1) currently, spark does not migrate to a different node (it may, but that would just be by chance). There is work in-progress to add node blacklisting, but that hasn't been committed yet (https://issues.apache.org/jira/browse/SPARK-8426)
2) Task failure - some exception encounter while running a task, e.g user code throws exception or external to the task such as spark cannot read from HDFS, etc…

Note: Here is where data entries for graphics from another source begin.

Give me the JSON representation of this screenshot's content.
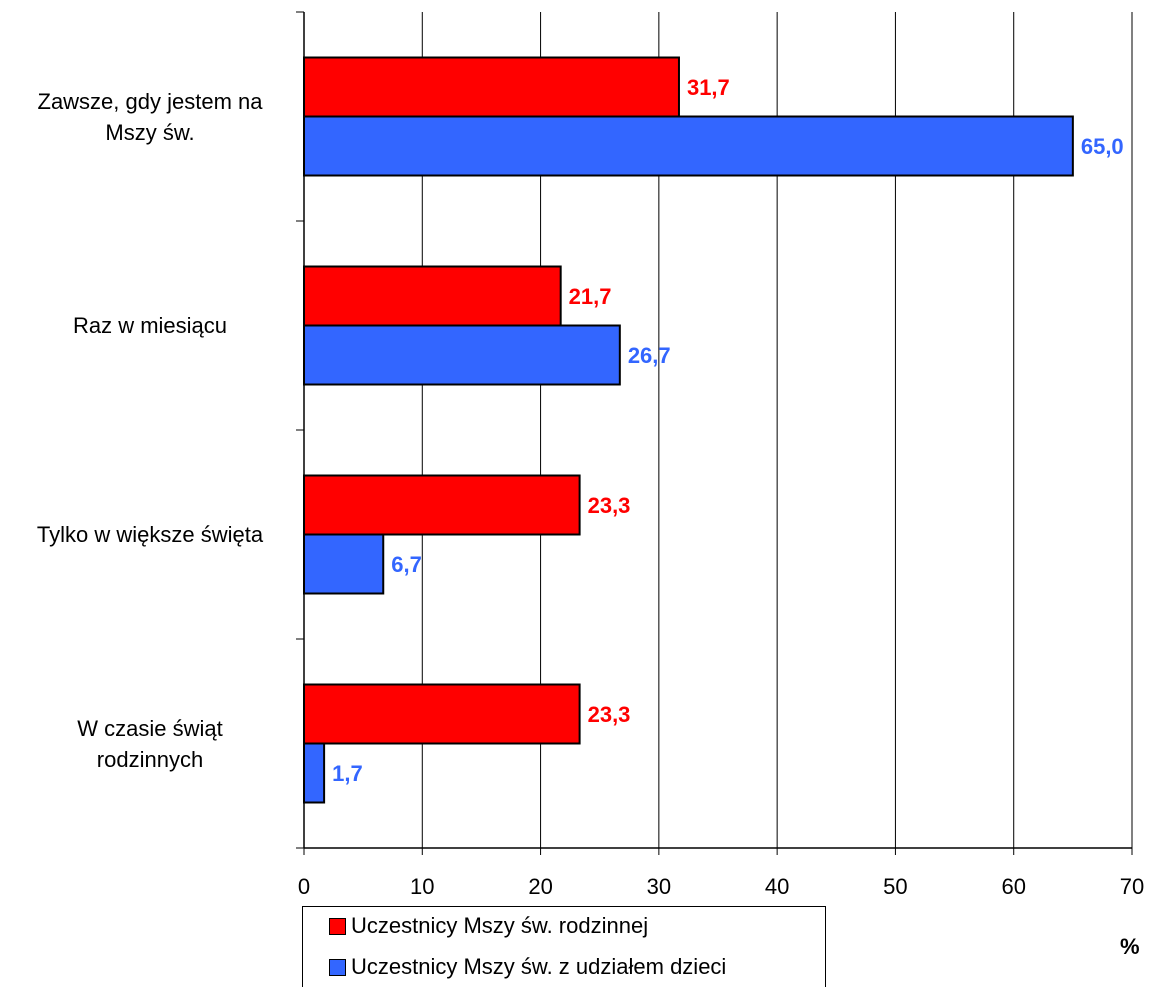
{
  "chart_data": {
    "type": "bar",
    "orientation": "horizontal",
    "categories": [
      [
        "Zawsze, gdy jestem na",
        "Mszy św."
      ],
      [
        "Raz w miesiącu"
      ],
      [
        "Tylko w większe święta"
      ],
      [
        "W czasie świąt",
        "rodzinnych"
      ]
    ],
    "series": [
      {
        "name": "Uczestnicy Mszy św. rodzinnej",
        "values": [
          31.7,
          21.7,
          23.3,
          23.3
        ],
        "labels": [
          "31,7",
          "21,7",
          "23,3",
          "23,3"
        ],
        "color": "#FF0000"
      },
      {
        "name": "Uczestnicy Mszy św. z udziałem dzieci",
        "values": [
          65.0,
          26.7,
          6.7,
          1.7
        ],
        "labels": [
          "65,0",
          "26,7",
          "6,7",
          "1,7"
        ],
        "color": "#3366FF"
      }
    ],
    "xlim": [
      0,
      70
    ],
    "xticks": [
      "0",
      "10",
      "20",
      "30",
      "40",
      "50",
      "60",
      "70"
    ],
    "xlabel": "%",
    "grid": true,
    "legend_position": "bottom"
  }
}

Job failure - if a particular task fails 4 times then Sparks gives up and cancels the whole job
Stage failure (this is the trickiest) - this happens when a task attempts to read the *shuffle* data from another node. If it fails to read that shuffle data then it assumes that the remote node is dead (failure may happen due to bad disk, network error, bad node, node overload with other tasks and not responding fast enough, etc…). This is when Spark thinks it needs to regenerate the input data so Spark mark the stage as failed and return the previous stage that generate the input data. If the stage retry fails 4 times, Spark will give up assuming there the cluster has issue.
3) No great answer to this one. The best answer is really just using “yarn logs —applicationId ” to get all the logs in one file so it’s a bit easier to search through to find errors (rather than having to click the log one by one)
4) No, you don’t need any setting for that. Spark should be resilient to single node failures. With that said, there could be bugs in this area. if you encounter that is not the case, please provide the applicationId and cluster information so that I can collect logs and pass it on to our Spark team to analyze.